Answering Mark and Henry’s Questions
An adoption-competent practitioner understands that everyone, including adoptees, needs human connection and has a basic right to access their biological families, except when direct contact is unsafe. Hence, in families where one sibling has safe birth-parent contact while another adopted child in the family does not, the child who has contact should never be denied contact because it troubles the sibling. In such situations, often the involved birth parent is willing to pay attention to both children, and the adoptive parents use the situation as an opportunity to explore both children’s adoption-related feelings. They may say to the child who lacks contact, “What’s it like for you when your brother’s birth mom visits?” or “You kicked the dog when your brother’s birth mom visited. We wonder if you’re feeling sad or mad at those times. Tell us about that.”
An adoption-informed clinician also knows that children who are adopted typically have thoughts and feelings about their adoption whether or not they express them. The child who doesn’t ask questions may need parents to gently mention adoption periodically as a way of communicating that it is OK to talk about adoption. For example, at bedtime, a parent may say, “Time to close your eyes. Sleep tight. You have such beautiful eyes. I bet you got those gorgeous eyes from your birth family.” Watching movies or TV shows with adoption themes also are natural opportunities to bring up adoption.
Similarly, adoption-competent practitioners understand that keeping secrets can be toxic. When the truth comes out, a natural response is, “What other important information have you kept from me? How can I trust you now?” It’s better to tell a child his or her whole story from the start using age-appropriate, nonjudgmental language that over the years will become more detailed and nuanced as the child develops cognitively and emotionally.
In the case of rape, which is how Juan was conceived, Mark and Henry may say, “We know who your birth mother is, but we don’t know who your birth father is.” When Juan is ready, he asks, “How come?” and they may say, “Your birth father never introduced himself to your birth mom.” When Juan is old enough to understand basic facts of human reproduction, he may ask, “How could they have sex without her knowing him?” and his parents may answer, “He didn’t ask her permission before having sex with her. He made a mistake, but that does not make him a bad person, and out of that mistake came something wonderful: you.”
Finally, Mark and Henry want to know how they can tell whether their son’s anger is related to adoption or something else. They may never know for sure. However, they can cultivate openness in their family in which anyone can ask about and discuss any feeling, concern, or question. Active listening, nonverbal attending, genuine empathy, and answering questions directly and honestly even when the topic is painful or uncomfortable are important parenting skills. Adoption-competent counseling can help parents nurture these skills.

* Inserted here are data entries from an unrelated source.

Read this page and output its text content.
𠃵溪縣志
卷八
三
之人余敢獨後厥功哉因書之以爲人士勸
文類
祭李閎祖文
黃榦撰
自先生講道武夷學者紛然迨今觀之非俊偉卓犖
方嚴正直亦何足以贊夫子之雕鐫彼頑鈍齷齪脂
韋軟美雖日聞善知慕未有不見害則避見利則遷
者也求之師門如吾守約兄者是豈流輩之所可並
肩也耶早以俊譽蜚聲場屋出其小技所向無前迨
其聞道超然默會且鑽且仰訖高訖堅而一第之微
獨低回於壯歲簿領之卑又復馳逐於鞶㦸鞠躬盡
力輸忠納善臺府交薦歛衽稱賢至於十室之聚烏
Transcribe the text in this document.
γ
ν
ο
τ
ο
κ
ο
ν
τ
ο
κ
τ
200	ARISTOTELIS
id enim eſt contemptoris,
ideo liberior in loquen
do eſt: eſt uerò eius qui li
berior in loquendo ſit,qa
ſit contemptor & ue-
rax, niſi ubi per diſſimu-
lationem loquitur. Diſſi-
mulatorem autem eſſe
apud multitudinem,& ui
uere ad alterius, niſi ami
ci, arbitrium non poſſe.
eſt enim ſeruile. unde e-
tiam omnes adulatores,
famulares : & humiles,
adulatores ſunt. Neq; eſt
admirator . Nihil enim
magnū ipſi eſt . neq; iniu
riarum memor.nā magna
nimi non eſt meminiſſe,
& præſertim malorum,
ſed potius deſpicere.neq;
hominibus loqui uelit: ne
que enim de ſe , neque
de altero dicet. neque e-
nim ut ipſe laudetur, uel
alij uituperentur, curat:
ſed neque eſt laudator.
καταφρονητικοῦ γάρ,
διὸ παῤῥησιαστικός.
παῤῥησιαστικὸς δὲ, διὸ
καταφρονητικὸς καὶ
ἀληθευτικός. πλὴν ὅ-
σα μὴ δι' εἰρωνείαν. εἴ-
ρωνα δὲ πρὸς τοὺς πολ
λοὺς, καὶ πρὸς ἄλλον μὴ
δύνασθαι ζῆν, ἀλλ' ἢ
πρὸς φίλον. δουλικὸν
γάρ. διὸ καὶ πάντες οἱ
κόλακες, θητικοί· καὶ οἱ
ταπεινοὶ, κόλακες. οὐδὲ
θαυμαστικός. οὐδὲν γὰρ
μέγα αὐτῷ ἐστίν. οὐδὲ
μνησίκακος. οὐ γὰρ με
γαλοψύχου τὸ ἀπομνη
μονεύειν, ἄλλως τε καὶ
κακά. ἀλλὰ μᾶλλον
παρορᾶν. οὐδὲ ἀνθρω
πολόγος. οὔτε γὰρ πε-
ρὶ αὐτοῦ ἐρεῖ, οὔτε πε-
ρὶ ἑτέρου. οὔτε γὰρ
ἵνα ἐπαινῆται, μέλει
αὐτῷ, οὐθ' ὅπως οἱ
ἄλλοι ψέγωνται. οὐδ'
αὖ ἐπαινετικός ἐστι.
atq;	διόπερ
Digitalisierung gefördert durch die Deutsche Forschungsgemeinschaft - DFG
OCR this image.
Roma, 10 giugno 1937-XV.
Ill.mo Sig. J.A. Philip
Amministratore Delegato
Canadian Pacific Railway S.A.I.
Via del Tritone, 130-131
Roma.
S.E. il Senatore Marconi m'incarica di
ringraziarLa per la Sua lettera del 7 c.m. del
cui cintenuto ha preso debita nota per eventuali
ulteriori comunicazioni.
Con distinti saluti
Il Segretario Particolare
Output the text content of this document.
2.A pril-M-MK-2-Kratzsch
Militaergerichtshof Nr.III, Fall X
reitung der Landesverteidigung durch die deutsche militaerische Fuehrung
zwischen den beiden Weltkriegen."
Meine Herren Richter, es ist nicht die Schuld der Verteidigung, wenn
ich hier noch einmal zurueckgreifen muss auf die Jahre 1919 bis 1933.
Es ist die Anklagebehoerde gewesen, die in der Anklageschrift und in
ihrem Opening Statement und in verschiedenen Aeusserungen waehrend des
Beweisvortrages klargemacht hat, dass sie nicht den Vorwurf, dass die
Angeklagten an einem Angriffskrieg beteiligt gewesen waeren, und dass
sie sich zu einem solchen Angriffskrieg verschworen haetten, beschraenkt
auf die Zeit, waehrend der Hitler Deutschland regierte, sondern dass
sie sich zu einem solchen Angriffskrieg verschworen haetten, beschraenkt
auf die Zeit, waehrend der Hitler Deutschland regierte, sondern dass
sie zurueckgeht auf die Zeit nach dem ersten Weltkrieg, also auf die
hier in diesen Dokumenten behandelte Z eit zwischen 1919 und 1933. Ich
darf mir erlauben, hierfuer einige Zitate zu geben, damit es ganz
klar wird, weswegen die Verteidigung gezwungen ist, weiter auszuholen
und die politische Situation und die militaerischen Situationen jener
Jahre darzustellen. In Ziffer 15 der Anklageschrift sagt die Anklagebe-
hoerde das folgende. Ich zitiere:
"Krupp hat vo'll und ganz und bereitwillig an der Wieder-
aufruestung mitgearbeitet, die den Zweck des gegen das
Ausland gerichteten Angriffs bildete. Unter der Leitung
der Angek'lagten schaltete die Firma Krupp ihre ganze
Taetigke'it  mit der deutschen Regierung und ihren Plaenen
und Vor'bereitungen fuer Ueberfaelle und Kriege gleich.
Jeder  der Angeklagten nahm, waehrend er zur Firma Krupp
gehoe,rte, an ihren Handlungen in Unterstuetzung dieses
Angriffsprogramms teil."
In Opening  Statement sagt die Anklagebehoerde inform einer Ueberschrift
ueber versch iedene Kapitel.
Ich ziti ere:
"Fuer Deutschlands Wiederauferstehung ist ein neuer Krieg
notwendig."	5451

— Deborah H. Siegel, PhD, LICSW, DCSW, ACSW, is a professor in the School of Social Work at Rhode Island College, a clinician specializing in adoption issues, an adoption researcher, and an adoptive parent.
NYS Citizens’ Coalition for Children. (2010). Parents and Professionals Identify Post Adoption Service Needs in New York State: Post-Adoption Services Survey. Brooklyn, NY: NYS Citizens’ Coalition for Children.
Riley, D. (2009). Training Mental Health Professionals to be Adoption Competent. Burtonsville, MD: Center for Adoption Support and Education.
Javier, R. A., Baden, A. L., Biafora, F. A., & Camacho-Gingerich, A. (2007). Handbook of Adoption: Implications for Researchers, Practitioners, and Families. Thousand Oaks, CA: Sage.
Siegel, D., & Smith, S. (2012). Openness in Adoption: From Secrecy and Stigma to Knowledge and Connections. New York, NY: Evan B. Donaldson Adoption Institute.